Multi-Objective Optimization-Based Waveform Design for Multi-User and Multi-Target MIMO-ISAC Systems
Peng Wang, Dongsheng Han, Yashuai Cao, Wanli Ni, Dusit Niyato
TL;DR
This paper addresses waveform design for downlink multi-user and multi-target MIMO-ISAC systems by formulating a MOOP that balances communication sum-rate and radar sensing accuracy under CI-based precoding to mitigate MUI. A weighted Tchebycheff transformation creates a Pareto front from two subproblems: CI-precoded communication maximizing $R_{ ext{sum}}$ and beampattern-based sensing minimizing the MSE $M_s(\eta,\mathbf{R})$, with solution via GP, SDR, and SCA techniques.
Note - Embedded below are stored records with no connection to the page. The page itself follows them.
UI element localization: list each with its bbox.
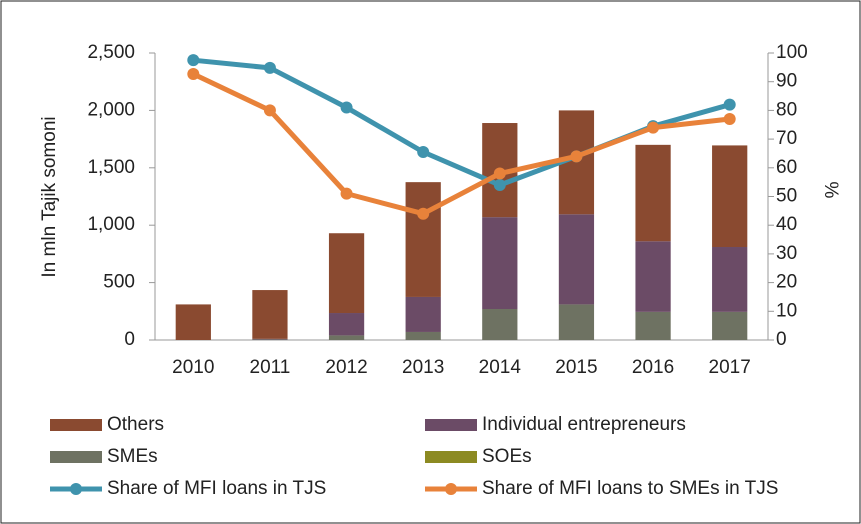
line-marker [647, 121, 660, 134]
legend-swatch [445, 483, 457, 495]
x-tick-label: 2016 [632, 357, 674, 378]
line-marker [340, 187, 353, 200]
x-tick-label: 2014 [479, 357, 522, 378]
line-marker [493, 179, 506, 192]
x-tick-label: 2012 [325, 357, 367, 378]
y2-tick-label: 10 [776, 300, 797, 321]
y-tick-label: 500 [103, 272, 135, 293]
bar [405, 182, 441, 297]
legend-label: SOEs [482, 446, 532, 467]
bar [482, 217, 518, 310]
legend-swatch [70, 483, 82, 495]
y2-tick-label: 40 [776, 214, 797, 235]
x-tick-label: 2011 [250, 357, 291, 378]
x-tick-label: 2015 [555, 357, 597, 378]
bar [558, 214, 595, 305]
bar [328, 313, 365, 336]
bar [252, 290, 288, 339]
y2-tick-label: 70 [776, 128, 797, 149]
legend-label: SMEs [107, 446, 158, 467]
y2-tick-label: 0 [776, 329, 787, 350]
legend-swatch [425, 419, 477, 431]
bar [482, 309, 518, 340]
line-marker [340, 101, 353, 114]
bar [252, 338, 288, 340]
legend-label: Others [107, 414, 164, 435]
line-marker [417, 207, 430, 220]
line-marker [187, 67, 200, 80]
line-marker [187, 54, 200, 67]
bar [635, 241, 671, 312]
y2-tick-label: 80 [776, 99, 797, 120]
y-tick-label: 2,500 [87, 42, 135, 63]
y2-tick-label: 100 [776, 42, 808, 63]
y2-tick-label: 20 [776, 272, 797, 293]
bar [635, 311, 671, 340]
line-marker [570, 150, 583, 163]
x-tick-label: 2013 [402, 357, 444, 378]
y2-tick-label: 60 [776, 157, 797, 178]
line-marker [417, 146, 430, 159]
bar [712, 311, 748, 340]
y2-axis-label: % [820, 182, 841, 199]
bar [712, 247, 748, 312]
line-marker [723, 98, 736, 111]
y-tick-label: 2,000 [87, 99, 135, 120]
y2-tick-label: 90 [776, 71, 797, 92]
y-tick-label: 1,000 [87, 214, 135, 235]
y-axis-label: In mln Tajik somoni [39, 116, 60, 277]
bar [175, 304, 211, 340]
line-marker [263, 104, 276, 117]
line [192, 71, 730, 217]
bar [252, 339, 288, 340]
legend-swatch [50, 451, 102, 463]
bar [328, 335, 365, 340]
legend-label: Individual entrepreneurs [482, 414, 686, 435]
y-tick-label: 1,500 [87, 157, 135, 178]
bar [712, 145, 748, 248]
y2-tick-label: 30 [776, 243, 797, 264]
line-marker [263, 61, 276, 74]
legend-swatch [425, 451, 477, 463]
bar [558, 304, 595, 340]
legend-label: Share of MFI loans to SMEs in TJS [482, 478, 778, 499]
line-marker [723, 113, 736, 126]
x-tick-label: 2017 [709, 357, 751, 378]
line-marker [493, 167, 506, 180]
legend-swatch [50, 419, 102, 431]
y-tick-label: 0 [124, 329, 135, 350]
bar [635, 144, 671, 242]
y2-tick-label: 50 [776, 186, 797, 207]
legend-label: Share of MFI loans in TJS [107, 478, 326, 499]
bar [405, 296, 441, 332]
bar [405, 331, 441, 340]
x-tick-label: 2010 [172, 357, 214, 378]
bar [328, 233, 365, 314]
The proposed framework yields a Pareto front that enables flexible waveform design under different C&S preferences, with simulations highlighting the impact of transmit power and antenna count on the trade-off and beam patterns. Overall, the approach offers a practical, theory-grounded method to tailor ISAC waveforms for complex multi-user/multi-target environments, facilitating 6G ISAC deployments.
Abstract
Integrated sensing and communication (ISAC) opens up new service possibilities for sixth-generation (6G) systems, where both communication and sensing (C&S) functionalities co-exist by sharing the same hardware platform and radio resource. In this paper, we investigate the waveform design problem in a downlink multi-user and multi-target ISAC system under different C&S performance preferences. The multi-user interference (MUI) may critically degrade the communication performance. To eliminate the MUI, we employ the constructive interference mechanism into the ISAC system, which saves the power budget for communication. However, due to the conflict between C&S metrics, it is intractable for the ISAC system to achieve the optimal performance of C&S objective simultaneously. Therefore, it is important to strike a trade-off between C&S objectives. By virtue of the multi-objective optimization theory, we propose a weighted Tchebycheff-based transformation method to re-frame the C&S trade-off problem as a Pareto-optimal problem, thus effectively tackling the constraints in ISAC systems. Finally, simulation results reveal the trade-off relation between C&S performances, which provides insights for the flexible waveform design under different C&S performance preferences in MIMO-ISAC systems.